# Picking a stallion



## Lepeppylass (Feb 13, 2016)

Hi everyone! I'm trying to find a stallion for my maiden AMHA mare, but I am having a heck of a time! I cant seem to find listings in the usual places (dreamhorse, equine now). Is there a secret to finding a mini stallion? looking for more of a stockhorse build, not the arabian type, under 33", great temperament and finally color is a plus! Is this mission impossible?


----------



## Rocklone Miniature Horses (Feb 13, 2016)

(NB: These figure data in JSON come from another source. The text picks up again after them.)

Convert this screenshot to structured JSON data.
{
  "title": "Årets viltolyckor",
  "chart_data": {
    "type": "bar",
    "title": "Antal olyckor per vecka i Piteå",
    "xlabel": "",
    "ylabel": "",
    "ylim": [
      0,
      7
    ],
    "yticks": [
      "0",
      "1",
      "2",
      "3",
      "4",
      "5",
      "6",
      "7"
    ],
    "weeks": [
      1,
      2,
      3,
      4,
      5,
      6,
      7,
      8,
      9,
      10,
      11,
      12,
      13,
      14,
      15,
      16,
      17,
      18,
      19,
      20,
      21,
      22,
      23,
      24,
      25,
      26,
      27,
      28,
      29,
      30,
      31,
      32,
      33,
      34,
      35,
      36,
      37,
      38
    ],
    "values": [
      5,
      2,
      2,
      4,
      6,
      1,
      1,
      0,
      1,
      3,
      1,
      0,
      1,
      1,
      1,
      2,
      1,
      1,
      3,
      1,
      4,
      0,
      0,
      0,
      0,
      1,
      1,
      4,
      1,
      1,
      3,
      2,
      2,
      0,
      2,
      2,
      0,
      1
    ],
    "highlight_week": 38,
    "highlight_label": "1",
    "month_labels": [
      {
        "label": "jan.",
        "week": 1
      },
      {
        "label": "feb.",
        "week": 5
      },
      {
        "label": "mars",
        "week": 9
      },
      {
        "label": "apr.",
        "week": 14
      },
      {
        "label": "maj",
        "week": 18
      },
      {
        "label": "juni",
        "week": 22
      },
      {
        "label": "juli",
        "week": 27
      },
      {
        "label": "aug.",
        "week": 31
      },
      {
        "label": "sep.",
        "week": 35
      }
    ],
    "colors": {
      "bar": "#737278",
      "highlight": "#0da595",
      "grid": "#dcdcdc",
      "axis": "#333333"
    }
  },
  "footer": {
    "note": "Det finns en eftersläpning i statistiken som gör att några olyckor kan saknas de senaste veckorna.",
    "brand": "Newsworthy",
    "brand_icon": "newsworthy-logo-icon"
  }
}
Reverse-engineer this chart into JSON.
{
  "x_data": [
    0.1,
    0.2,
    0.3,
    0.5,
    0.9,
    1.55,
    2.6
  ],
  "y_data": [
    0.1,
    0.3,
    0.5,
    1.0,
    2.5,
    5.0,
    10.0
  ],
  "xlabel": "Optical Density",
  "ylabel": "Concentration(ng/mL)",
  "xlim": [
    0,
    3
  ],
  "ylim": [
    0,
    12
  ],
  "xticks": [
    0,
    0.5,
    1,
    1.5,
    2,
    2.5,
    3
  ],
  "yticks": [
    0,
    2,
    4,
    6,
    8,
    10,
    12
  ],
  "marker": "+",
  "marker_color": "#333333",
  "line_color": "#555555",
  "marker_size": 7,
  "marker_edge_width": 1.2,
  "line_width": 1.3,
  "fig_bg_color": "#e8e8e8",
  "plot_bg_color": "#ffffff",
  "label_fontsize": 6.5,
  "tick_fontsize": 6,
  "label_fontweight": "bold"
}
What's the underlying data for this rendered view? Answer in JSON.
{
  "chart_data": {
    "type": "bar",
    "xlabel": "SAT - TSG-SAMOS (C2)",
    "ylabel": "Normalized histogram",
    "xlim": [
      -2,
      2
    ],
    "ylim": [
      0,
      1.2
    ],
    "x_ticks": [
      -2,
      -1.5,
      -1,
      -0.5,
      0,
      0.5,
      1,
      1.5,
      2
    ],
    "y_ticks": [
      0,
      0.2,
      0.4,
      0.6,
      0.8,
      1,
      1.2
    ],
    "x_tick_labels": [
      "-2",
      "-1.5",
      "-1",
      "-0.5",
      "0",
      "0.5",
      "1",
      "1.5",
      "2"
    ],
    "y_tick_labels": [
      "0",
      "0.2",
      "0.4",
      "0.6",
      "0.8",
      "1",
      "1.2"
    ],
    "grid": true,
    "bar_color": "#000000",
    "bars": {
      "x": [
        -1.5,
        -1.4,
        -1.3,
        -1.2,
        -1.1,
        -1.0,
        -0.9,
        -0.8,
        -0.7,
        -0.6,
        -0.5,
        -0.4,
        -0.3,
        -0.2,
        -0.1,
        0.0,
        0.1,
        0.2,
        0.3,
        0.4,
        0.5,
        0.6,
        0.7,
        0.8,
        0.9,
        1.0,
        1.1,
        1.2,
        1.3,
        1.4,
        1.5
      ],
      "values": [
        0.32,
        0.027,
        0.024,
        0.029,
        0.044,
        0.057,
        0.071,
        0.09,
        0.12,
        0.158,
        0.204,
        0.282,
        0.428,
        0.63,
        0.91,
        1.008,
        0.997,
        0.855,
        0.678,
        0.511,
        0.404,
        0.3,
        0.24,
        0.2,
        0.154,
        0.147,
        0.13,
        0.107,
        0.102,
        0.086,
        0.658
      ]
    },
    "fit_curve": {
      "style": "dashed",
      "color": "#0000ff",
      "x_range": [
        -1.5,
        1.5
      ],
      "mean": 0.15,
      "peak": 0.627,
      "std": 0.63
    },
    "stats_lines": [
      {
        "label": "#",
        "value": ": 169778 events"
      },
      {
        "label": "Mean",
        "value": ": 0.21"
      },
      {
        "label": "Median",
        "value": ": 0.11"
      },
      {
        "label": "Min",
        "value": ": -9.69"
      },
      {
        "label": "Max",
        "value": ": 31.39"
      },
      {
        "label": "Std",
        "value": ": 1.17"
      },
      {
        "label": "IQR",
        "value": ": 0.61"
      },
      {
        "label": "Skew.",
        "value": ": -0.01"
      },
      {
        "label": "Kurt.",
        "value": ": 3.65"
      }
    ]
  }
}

Move near me I have one! Haha.

Might want to ask on Facebook.


----------



## chandab (Feb 13, 2016)

Facebook is a good place to look these days, lots of mini for sale groups. You could try checking with breeders in your area; LB has a breeder page (I think it's the small horse connect link up above), LB also has a sales page (link also above). [Those links are at the top of the page, and I know I've seen stallions for sale on the sale page.] You might try that auction link up there too, there are usually a couple stallions listed (I bought one of my mares through that auction site).


----------



## Lepeppylass (Feb 13, 2016)

Thanks everyone! We're working on bringing her temp papers permanent (as soon as my printer cooperates and I get pictures) then diving in to our first breeding! The mini stallions nearest me are very Arab typey, so I will keep hunting!


----------



## Lepeppylass (Feb 13, 2016)

Forgive the winter woolies! This is Crystal, she's 32.75" of sass! Shes the first to the gate each morning and greets me with a whinny. I can't wait to see what she produces


----------



## Strangeaddiction (Feb 17, 2016)

I know you said you didn't want an "arab" type stallion, which most mini's are as breed standard used to be a miniature of an arabian. There are now stock-type halter classes. If your mare is more stock type I wouldn't shy away from a stallion just because he has a pretty head. Look at his body mass and how he is built, just because he is stretched out doesn't mean he couldn't throw a nice stock type foal.

Are we allowed to post links to stallions on this page for her to look at? Anyone know?


----------



## Lepeppylass (Feb 17, 2016)

Strangeaddiction said:


> I know you said you didn't want an "arab" type stallion, which most mini's are as breed standard used to be a miniature of an arabian. There are now stock-type halter classes. If your mare is more stock type I wouldn't shy away from a stallion just because he has a pretty head. Look at his body mass and how he is built, just because he is stretched out doesn't mean he couldn't throw a nice stock type foal.
> 
> Are we allowed to post links to stallions on this page for her to look at? Anyone know?


You can just pm me links so we don't get into trouble?


----------



##  (Feb 17, 2016)

If you have permission from the owner(s), you can post the stallion pictures here. Just have the owner(s) send you permission via email.


----------



## Lepeppylass (Feb 17, 2016)

Castle Rock Miniatures said:


> If you have permission from the owner(s), you can post the stallion pictures here. Just have the owner(s) send you permission via email, and then forward the email on to me at [email protected] so I have verification if anyone questions it.


I dont think I'll be posting because one of the co-owners can't/doesn't use the internet/computers so I wont have document-able permission.


----------